Mixed models were fit with random individual intercepts and robust standard errors to accommodate repeated measures. Cubic spline functions of IGF-1 on age with 1 knot at age 20, resulted in good fit. This structure was used for: (1) A model on age only for graphing the relationship between age and mean IGF-1, overall. (2) A model on age and gender. (3) A final model, built by adding all variables to the age, gender model, and retaining those that remained significant (at p<0.05). All interactions between variables were investigated and retained if significant (p<0.05). The three study samples had considerable overlap in age, but not duration, and duration was therefore fit separately within the longitudinal and bone study samples. Duration varied little among the baseline samples and was set to 0 for these samples. For model (2) we also report the within individual correlation as a measure of tracking. Model fit was checked by residual plots. A sensitivity analysis limited models to the longitudinal study. Histograms of residuals indicated that IGF-1 was fairly normally distributed conditionally on age and other covariates, and that no transformation was necessary.

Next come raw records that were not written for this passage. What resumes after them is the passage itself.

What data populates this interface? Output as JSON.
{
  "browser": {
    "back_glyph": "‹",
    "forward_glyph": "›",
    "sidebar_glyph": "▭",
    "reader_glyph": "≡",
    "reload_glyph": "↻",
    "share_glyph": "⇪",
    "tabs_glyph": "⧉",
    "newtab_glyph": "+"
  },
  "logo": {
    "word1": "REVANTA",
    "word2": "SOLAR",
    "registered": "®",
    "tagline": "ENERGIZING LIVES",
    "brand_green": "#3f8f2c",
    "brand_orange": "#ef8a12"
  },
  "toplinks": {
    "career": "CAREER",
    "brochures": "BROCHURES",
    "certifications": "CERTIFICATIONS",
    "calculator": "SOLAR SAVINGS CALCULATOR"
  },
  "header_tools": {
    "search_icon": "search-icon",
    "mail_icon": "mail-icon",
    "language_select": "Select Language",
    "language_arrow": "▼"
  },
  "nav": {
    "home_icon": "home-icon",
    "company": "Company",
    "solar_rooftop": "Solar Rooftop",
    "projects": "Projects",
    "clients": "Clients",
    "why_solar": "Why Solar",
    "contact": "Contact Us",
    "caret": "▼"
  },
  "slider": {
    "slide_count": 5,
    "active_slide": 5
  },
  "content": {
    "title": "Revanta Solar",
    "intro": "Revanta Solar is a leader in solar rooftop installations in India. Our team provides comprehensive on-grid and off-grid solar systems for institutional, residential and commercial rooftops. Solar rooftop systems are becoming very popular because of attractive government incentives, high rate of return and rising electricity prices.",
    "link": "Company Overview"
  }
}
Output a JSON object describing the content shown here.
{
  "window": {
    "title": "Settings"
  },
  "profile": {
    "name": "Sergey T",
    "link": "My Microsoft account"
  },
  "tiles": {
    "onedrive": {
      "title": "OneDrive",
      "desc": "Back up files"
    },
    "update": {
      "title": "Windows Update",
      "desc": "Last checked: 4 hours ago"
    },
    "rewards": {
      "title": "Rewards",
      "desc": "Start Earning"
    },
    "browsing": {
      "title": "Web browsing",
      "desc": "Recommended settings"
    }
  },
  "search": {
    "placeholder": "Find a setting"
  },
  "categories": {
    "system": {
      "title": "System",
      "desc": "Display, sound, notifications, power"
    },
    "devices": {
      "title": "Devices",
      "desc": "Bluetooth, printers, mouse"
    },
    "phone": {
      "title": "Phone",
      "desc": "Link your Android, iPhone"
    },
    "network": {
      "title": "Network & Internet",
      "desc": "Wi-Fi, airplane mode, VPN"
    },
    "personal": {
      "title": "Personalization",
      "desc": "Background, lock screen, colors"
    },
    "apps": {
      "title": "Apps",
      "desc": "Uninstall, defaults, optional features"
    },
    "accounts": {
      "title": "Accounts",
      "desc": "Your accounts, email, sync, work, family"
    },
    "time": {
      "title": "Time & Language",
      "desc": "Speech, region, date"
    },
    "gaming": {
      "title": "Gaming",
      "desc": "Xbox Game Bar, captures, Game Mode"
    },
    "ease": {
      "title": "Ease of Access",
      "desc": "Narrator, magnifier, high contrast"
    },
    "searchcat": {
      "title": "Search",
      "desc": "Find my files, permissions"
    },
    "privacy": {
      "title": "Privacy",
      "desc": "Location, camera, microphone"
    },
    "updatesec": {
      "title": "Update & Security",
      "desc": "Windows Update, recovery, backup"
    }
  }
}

Comparison with normative values
We compared the relationship of mean IGF-1 to age for men and women separately to those from the study by Brabant et al. of individuals without diabetes [13]. For the comparison, we graphed mean IGF-1 across two year intervals from our study, and used the equations provided by Brabant et al. We selected this comparison as having a large sample size of individuals of European heritage similar to our sample and a wide age range. Brabant et al. analyzed sera by the Nichols method, considered equivalent to DSL for adults by Ranke et al. [33], but needing an addition of 35.5 for DSL equivalents according to Krebs et al. [32]. Based on our regression analysis comparing residuals at each age, we found the latter transformation leading to better consistency in our data, and added 35.5 to the IGF-1 means of Brabant et al. prior to graphing. Brabant’s means were obtained by transforming IGF-1 to the power 0.4 and then back-transforming the means. Doing so in our data resulted in means undistinguishable from those using untransformed analyses. However, we applied the transformation for comparing the standard deviations provided by Brabant et al. to those estimated from our data.
Results
Table 1 shows sample descriptive statistics. Differences in characteristics across persons versus measures reflect that individuals with a larger number of follow-up points are followed into older age and longer durations. The age averaged across IGF-1 sampling is late adolescent, but the majority of IGF-1 measurements were in Tanner stages 1 or 5. Approximately half the IGF-1 measures were obtained at baseline and half at one of the follow-up exams. As a result of including data from the bone density study, women had more IGF-1 measures than did men.
Table 1.
Description of individuals and total observations
Variable | Mean(SD)or % across persons N=258 |
Mean or % across observations ‡ N=404 |
---|---|---|
N per person | 1.6 (0.89) | |
IGF-1 (ng/ml) DSL equivalent | 185 (104) | 191 |
Baseline exam | 54% | 44% |
Longitudinal | 24% | 34% |
Bone study | 23% | 22% |
Women | 55% | 61% |
Age (years) | 16 (9.1) | 17 |
Duration (years) | 5.2 (5.2) | 5.9 |
Height (cm) | 149 (25.7) | 151 |
Weight (kg) | 53 (24) | 55 |
BMI (kg/m2) | 21.9 (5.4) | 22.2 |
HbA1c (%) | 8.3 (1.7) | 8.5 |
Insulin dose/kg | 0.75 (0.28) | 0.77 |
Tanner stage 1† | 36% | 32% |
Tanner stage 2† | 3.4% | 3.5% |
Tanner stage 3† | 6.4% | 5.5% |
Tanner stage 4† | 8.5% | 10% |
Tanner stage 5† | 45% | 49% |
Tanner stage was available for n=255 individuals n= 401 observations.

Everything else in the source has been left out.